Aquatic therapy is beneficial to many patients, especially those with arthritis, fibromyalgia and joint injuries. The buoyancy that results from the body being submerged in water supports the weight of the patient, reducing the force of stress placed on the joints. The viscosity of water also provides an excellent source of resistance that can be easily incorporated into an aquatic therapy exercise program, and the warmth of the water assists in relaxing the muscles and vasodilates vessels, increasing blood flow to injured areas.
Mountain Physical Therapy also has a unique form a treatment options for patients suffering from incontinence and lymphedema. The therapy used to help patients with incontinence is a combination of specific exercises to strengthen the pelvic floor, which is a group of muscles that is a major support system for abdominal and low back area. Many patients with weak pelvic floor also suffer from low back pain. Physical therapist Cherisse Sansone educates clients on diet and the irritants that the person may be eating or drinking that may be increasing their urinary incontinence.
Another form of therapy is lymphedema therapy. Lymphedema therapy is performed according to the patients needs. This involves a combination of lymphatic massage and bandaging to decrease the swollen area due to cancer treatment (radiation), surgery, injury, or it can be genetic. “Healing always depends on the injury and health of the person and sometimes, does this person want to get better. I hate to say it”, she remarks, “but some people have an emotional investment in being sick or disabled.” “We see our patients for usually, a one hour treatment, longer for lymphedema patients.” Sansone insists, “Be your biggest advocate for your health and wellbeing.”
“Physical therapy prior to an operation is strongly recommended,” said Avery. “It allows the patient to become familiar with the physical therapy staff and establish a good rapport prior to surgery, it gives the patient the opportunity to be educated on what to expect and how to best prepare the home environment, so that they will be more likely to come home immediately after the surgery. And most importantly it has been proven to improve patient outcome post surgically.”
Many surgeons are now recommending completing physical therapy prior to surgery and will write a referral if one is needed.
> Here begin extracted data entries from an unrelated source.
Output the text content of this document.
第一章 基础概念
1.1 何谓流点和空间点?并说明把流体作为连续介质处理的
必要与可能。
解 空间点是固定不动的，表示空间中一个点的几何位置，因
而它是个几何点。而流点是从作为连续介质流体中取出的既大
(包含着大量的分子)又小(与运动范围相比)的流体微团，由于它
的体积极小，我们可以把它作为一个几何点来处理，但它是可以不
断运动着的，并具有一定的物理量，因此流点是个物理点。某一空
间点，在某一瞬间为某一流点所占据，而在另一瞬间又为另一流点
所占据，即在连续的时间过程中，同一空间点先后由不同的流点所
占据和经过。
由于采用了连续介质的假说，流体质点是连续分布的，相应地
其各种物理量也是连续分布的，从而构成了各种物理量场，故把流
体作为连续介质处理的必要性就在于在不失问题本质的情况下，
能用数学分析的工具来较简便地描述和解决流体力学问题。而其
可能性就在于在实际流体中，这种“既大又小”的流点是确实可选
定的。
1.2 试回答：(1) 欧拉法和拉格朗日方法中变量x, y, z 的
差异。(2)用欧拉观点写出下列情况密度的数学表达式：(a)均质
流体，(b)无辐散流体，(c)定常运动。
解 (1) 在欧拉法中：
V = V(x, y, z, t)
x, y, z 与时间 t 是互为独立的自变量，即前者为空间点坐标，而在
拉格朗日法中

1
“There are other surgeons who do not readily advocate for physical therapy; thus, that is when being an advocate for yourself comes into play,: said Avery. “As a patient you have a right to request physical therapy prior to surgery or any time you feel that you need help regaining or maintaining your function. Simply asking your surgeon or even your primary care provider to help get a physical therapy appointment set up is all that is needed.” For those who have private insurance such as Blue Cross, United Health Care, Aetna, etc., referrals for PT are not required. Medicare and Medicaid do require a referral but most doctors will give a patient a referral just by asking for one.